I pulled her in and she laughed and we floated for awhile and held each other. Other people from the beach, on a 5pm, came in and out of the water.
The people on the boat watched all of us. Where was the boat going? Why were they out here on a Wednesday at 5pm?
Were they rich, without a care in the world, and maybe they were just going up and down the Hudson River, never worried about anything in their lives.
Were there people like that – people with no worries? What separated them from me?
We were laughing. I hadn’t been swimming in years. I had never gone into the water from a beach.
I always thought it was disgusting. What would I step on? Jellyfish were the first beings to crawl from the sea to the land, eventually evolving into sexual creatures, eventually evolving into mammals, into men and women.
Would I step on a jellyfish. Would it stick to me? Or seaweed? Or mud, pulling me back in, back to where the jellyfish first came from?
When I was above the water I thought that love was everything. When I was floating under the water I closed my eyes and felt like wisdom was that feeling of “nothing” you only get when you float. Everything and the nothing.
We walked home. Wet. The sun hot but cooling as the shadow of the mountain began to scrub out the sun for the day.
I then wrote a blog post. About going broke. About being afraid of leaving my kids. About a crushing disappointment.
About something I did that was very wrong. I had been writing for years but I was telling the truth – what a miserable failure I could be. And I was sick of pretending not to be.
Someone tweeted – “too much information”. So over the years I gave more information. And then how I started to bounce back. Again and again and again every time I bounced back using one technique.
And now I needed to do it again. And this time I would make it stick. Please, I said to myself, make it stick!

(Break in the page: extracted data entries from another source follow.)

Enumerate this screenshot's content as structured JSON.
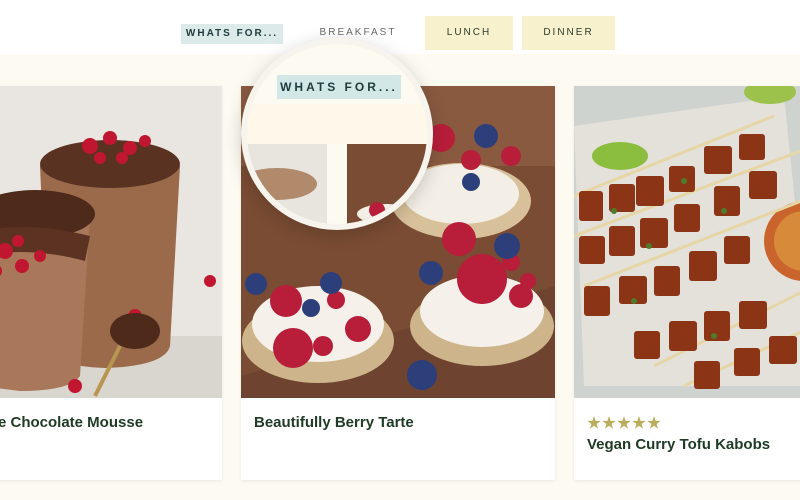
{
  "filter": {
    "label": "WHATS FOR...",
    "tabs": [
      {
        "label": "BREAKFAST",
        "active": true
      },
      {
        "label": "LUNCH",
        "active": false
      },
      {
        "label": "DINNER",
        "active": false
      }
    ]
  },
  "magnifier": {
    "label": "WHATS FOR..."
  },
  "recipes": [
    {
      "title": "e Chocolate Mousse",
      "rating": null
    },
    {
      "title": "Beautifully Berry Tarte",
      "rating": null
    },
    {
      "title": "Vegan Curry Tofu Kabobs",
      "rating": 5
    }
  ],
  "colors": {
    "chip_bg": "#dcebea",
    "tab_bg": "#f8f1cd",
    "title_text": "#1f3a25",
    "star": "#b7ad5a",
    "page_bg": "#fdfaf1"
  }
}
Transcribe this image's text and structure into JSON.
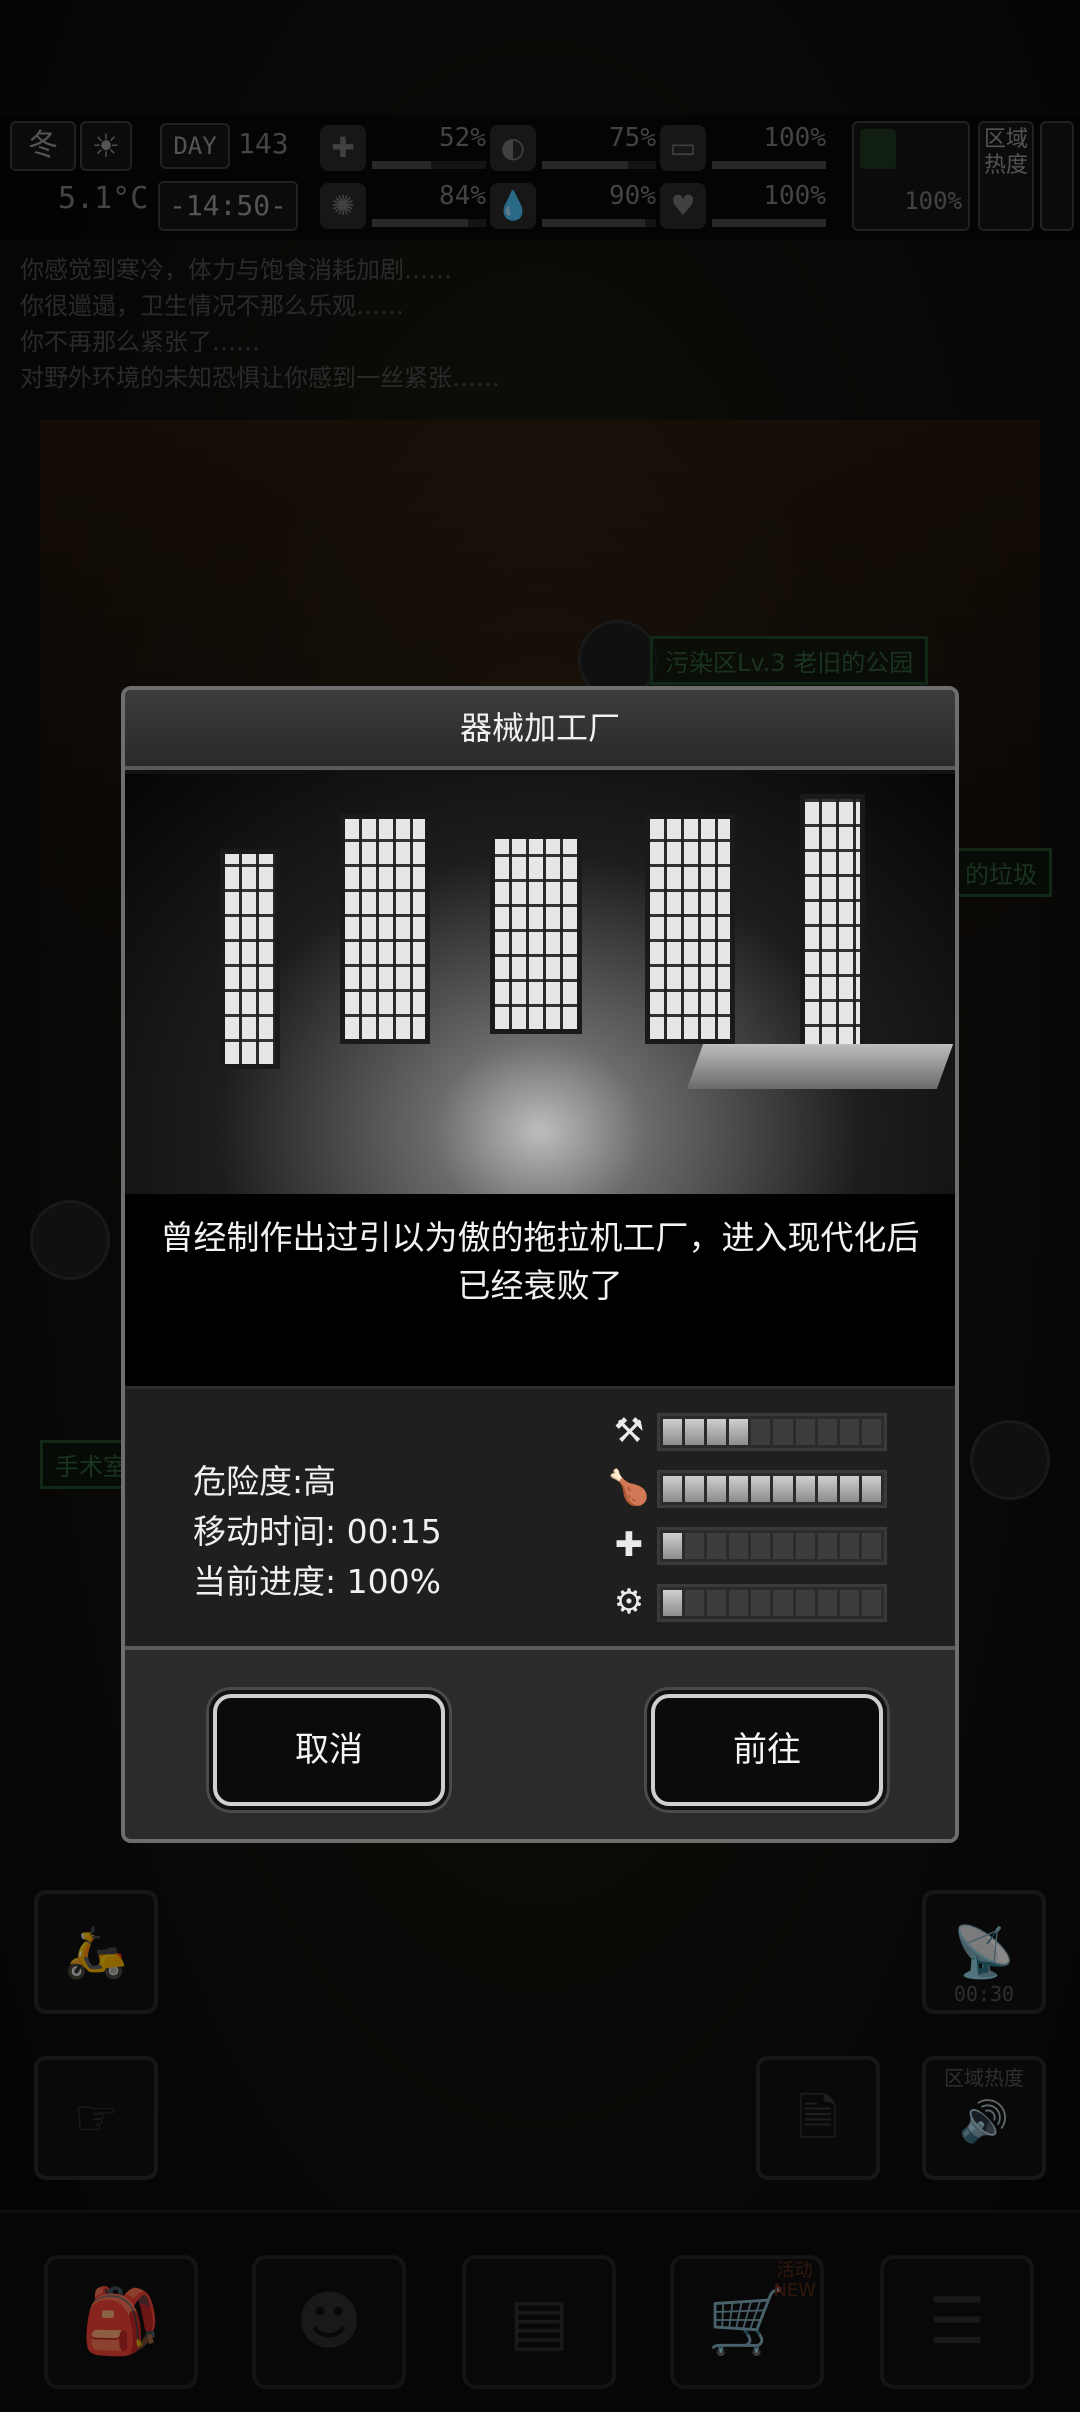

Or maybe that wasn’t the time I went swimming. Maybe it was the time I couldn’t sleep and I wrote up all my numbers and subtracted and added and divided until all that was left was an equation of my panic at three in the morning.
And I kept writing numbers until I fell asleep at the table. And then the next day, sickened by myself, I wrote.
I don’t know which day it was. But I gave up. I didn’t want to care anymore. I didn’t want to wonder what people thought. I didn’t want to care what happened to me.
Since then my life has totally changed. I feel like I’m in a different universe now. I feel like I’m in a different body. That I have a different brain. I’m almost ashamed to say I’m happy. Or calm. One of them.
I never know what will happen now. I never try to know. Today opens up like a mystery book. I give up. I surrender.
It hurts to feel that panic. To feel that loneliness. To feel scared that everyone is going to realize what a fraud you are. I was scared.
But I wrote. I went underwater and never came back. And this time it stuck.